People like to talk a lot about luck, and the traits that make people lucky. But if you’re awake and following your intuition, you’ll feel grounded, secure, and like you’re on the right path. Sometimes this means doors open without being pushed (“luck”) and sometimes you have to push (“work”). When I know I can trust my instinct, I will not steer myself in the wrong direction. I don’t need to spend so much time thinking about what I want to do, I just need to be present, and trust that I will pick up the correct threads.

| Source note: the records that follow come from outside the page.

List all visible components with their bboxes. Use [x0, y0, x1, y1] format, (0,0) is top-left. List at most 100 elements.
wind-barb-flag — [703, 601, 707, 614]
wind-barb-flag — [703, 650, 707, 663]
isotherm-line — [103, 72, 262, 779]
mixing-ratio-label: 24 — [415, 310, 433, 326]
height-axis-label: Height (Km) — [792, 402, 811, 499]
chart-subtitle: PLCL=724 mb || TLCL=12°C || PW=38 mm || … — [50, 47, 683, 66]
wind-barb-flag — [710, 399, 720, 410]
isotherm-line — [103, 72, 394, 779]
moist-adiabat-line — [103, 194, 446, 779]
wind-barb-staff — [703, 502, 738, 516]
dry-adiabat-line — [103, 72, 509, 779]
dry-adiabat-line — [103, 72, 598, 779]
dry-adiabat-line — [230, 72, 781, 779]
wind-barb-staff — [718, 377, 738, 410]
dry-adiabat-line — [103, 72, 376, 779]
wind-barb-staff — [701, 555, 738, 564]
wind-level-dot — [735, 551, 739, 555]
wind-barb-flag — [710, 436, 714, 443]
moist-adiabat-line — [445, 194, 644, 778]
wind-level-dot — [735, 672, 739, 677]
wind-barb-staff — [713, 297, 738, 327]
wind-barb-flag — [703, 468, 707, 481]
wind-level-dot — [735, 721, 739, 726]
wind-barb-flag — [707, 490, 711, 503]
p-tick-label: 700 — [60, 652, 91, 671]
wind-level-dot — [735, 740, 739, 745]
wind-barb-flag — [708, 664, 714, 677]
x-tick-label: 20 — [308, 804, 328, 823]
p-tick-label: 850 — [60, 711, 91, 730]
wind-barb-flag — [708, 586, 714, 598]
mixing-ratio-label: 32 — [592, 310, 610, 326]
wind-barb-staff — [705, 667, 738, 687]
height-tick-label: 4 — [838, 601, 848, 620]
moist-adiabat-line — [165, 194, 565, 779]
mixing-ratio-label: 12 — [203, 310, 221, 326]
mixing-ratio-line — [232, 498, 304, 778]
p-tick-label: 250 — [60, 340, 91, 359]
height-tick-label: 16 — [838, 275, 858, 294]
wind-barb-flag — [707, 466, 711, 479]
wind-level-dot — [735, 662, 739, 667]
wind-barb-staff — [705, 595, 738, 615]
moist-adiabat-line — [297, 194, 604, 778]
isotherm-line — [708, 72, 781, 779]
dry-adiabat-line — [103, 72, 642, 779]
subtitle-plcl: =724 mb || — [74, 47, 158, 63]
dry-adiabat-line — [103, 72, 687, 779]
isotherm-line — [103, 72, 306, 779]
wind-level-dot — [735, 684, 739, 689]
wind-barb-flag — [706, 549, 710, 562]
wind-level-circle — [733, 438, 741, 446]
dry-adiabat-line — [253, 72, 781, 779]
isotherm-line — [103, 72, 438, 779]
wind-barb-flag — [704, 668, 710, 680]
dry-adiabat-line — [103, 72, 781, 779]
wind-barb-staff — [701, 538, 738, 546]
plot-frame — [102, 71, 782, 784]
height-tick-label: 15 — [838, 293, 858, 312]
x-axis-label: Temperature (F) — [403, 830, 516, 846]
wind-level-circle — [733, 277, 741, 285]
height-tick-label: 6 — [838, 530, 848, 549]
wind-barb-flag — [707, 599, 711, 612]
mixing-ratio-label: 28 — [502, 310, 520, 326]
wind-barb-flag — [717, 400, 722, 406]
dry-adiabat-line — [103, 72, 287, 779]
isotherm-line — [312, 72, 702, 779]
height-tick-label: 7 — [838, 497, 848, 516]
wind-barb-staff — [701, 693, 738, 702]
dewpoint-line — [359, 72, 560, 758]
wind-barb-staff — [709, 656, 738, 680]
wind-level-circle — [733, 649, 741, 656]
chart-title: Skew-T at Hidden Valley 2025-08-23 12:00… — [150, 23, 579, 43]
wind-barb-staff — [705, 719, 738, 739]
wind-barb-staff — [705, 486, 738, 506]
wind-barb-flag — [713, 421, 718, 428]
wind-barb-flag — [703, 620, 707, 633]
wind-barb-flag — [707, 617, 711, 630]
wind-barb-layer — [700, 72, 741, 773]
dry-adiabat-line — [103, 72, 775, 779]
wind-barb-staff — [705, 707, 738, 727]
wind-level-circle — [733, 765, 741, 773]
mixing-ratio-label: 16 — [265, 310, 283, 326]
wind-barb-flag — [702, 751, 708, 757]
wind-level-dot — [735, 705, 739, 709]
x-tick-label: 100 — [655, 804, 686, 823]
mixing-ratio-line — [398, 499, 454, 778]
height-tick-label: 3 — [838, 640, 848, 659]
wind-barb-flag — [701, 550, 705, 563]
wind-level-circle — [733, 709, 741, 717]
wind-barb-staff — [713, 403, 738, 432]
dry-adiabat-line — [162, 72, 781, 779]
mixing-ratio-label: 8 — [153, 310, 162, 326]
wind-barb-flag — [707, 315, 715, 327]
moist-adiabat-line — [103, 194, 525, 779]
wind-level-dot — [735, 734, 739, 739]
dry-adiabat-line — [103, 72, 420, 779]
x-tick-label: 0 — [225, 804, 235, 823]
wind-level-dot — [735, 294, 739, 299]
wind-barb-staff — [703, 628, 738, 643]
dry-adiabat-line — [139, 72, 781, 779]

I started reading this book, Trickster Makes This World: Mischief, Myth, and Art – & there are so many little messages that have me saying “YES YES THAT IS IT” that I may need to actually type out the whole book here. A handful of favorites:
The Yoruba believe that before we are born we meet the High God and request the life we want. Although the too-greedy may find their requests denied, within limits we can choose our fate. Unfortunately, at the moment of birth the soul forgets all that has transpired; therefore, when men and women feel they’ve gotten off-track, when the way seems confused and knotted up, they go to the diviner in hopes of seeing once again the design of things as it is remembered in heaven.
Turning things over to chance, letting them fall as they may, means in this case “forgetting the hand,” which in turn means, first of all, getting away from the hand’s acquired and habitual gestures.
More conservative minds deprive coincidence of meaning by treating it as background noise or garbage, but the shape-shifting mind pesters the distinction between accident and essence and remakes this world out of whatever happens.